Lilla Cabot Perry - Career

Career

She completed what is considered to be her earliest known painting, Portrait of an Infant (Margaret Perry) dating from 1877–78. This work draws on the inspiration that would occupy much of her artwork throughout her career – her children. Perry had three children, Margaret (1876), Edith (1880), and Alice (1884).

In 1884 Perry began her formal artistic training with the portrait painter Alfred Quentin Collins. Collins had studied at the Académie Julian in Paris under the guidance of Leon Bonnat. Bonnat’s other students included Thomas Eakins, John Singer Sargent, Walter Gay, and Frederic Vinton. Perry’s The Beginner, ca. 1885–86, represents the first work she completed under formal guidance. The Beginner echoes Collins’ influences with the sitter’s serious gaze, dark background, and emphasis on dramatic lighting.

While Perry learned the more formal aspects of art-making with Collins, it was not until 1885 that she finally found an artist who truly inspired her personal style. In that year Perry worked with Robert Vonnoh, an artist who worked in the Impressionist’s plein-air style at Grez-Sur-Loing in France. Vonnoh’s work represented a distinct departure from the formal style Perry had been exposed to and it was this experience that planted the seeds for Perry’s lifelong dedication to Impressionism.

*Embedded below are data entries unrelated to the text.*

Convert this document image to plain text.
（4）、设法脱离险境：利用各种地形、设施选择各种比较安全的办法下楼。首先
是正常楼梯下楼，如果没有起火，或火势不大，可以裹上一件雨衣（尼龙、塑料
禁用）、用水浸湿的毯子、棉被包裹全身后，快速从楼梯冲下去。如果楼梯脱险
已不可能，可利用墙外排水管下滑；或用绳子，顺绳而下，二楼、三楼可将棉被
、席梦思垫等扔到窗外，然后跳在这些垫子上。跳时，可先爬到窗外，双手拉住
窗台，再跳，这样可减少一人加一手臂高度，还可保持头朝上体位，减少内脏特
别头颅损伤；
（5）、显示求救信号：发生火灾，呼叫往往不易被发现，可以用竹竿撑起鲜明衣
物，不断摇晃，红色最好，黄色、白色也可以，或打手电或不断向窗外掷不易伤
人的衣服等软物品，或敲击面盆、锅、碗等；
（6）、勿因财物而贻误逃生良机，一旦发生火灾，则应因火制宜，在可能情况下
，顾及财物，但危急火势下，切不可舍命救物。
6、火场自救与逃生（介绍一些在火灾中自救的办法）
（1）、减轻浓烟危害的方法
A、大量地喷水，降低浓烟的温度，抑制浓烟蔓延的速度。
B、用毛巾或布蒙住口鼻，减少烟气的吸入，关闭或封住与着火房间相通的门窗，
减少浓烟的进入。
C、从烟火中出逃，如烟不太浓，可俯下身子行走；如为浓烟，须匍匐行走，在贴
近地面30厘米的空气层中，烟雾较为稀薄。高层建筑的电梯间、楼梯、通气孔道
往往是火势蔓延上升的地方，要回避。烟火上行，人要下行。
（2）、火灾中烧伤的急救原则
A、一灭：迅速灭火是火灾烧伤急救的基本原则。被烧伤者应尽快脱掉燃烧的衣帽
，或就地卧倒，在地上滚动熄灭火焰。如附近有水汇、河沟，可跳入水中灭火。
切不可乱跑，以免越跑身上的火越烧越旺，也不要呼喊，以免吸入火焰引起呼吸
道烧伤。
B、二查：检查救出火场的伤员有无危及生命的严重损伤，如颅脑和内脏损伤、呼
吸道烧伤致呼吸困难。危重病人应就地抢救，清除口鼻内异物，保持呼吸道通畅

The year 1885 was significant in the development of Perry’s personal artistic style. In addition to her exposure to Vonnoh’s unorthodox artistic style, during that same year she also took classes with instructor Dennis Bunker at the prestigious Cowles Art School in Boston. Cowles taught its students “liberal theories” in the creation of realist art – theories that Perry greatly responded to.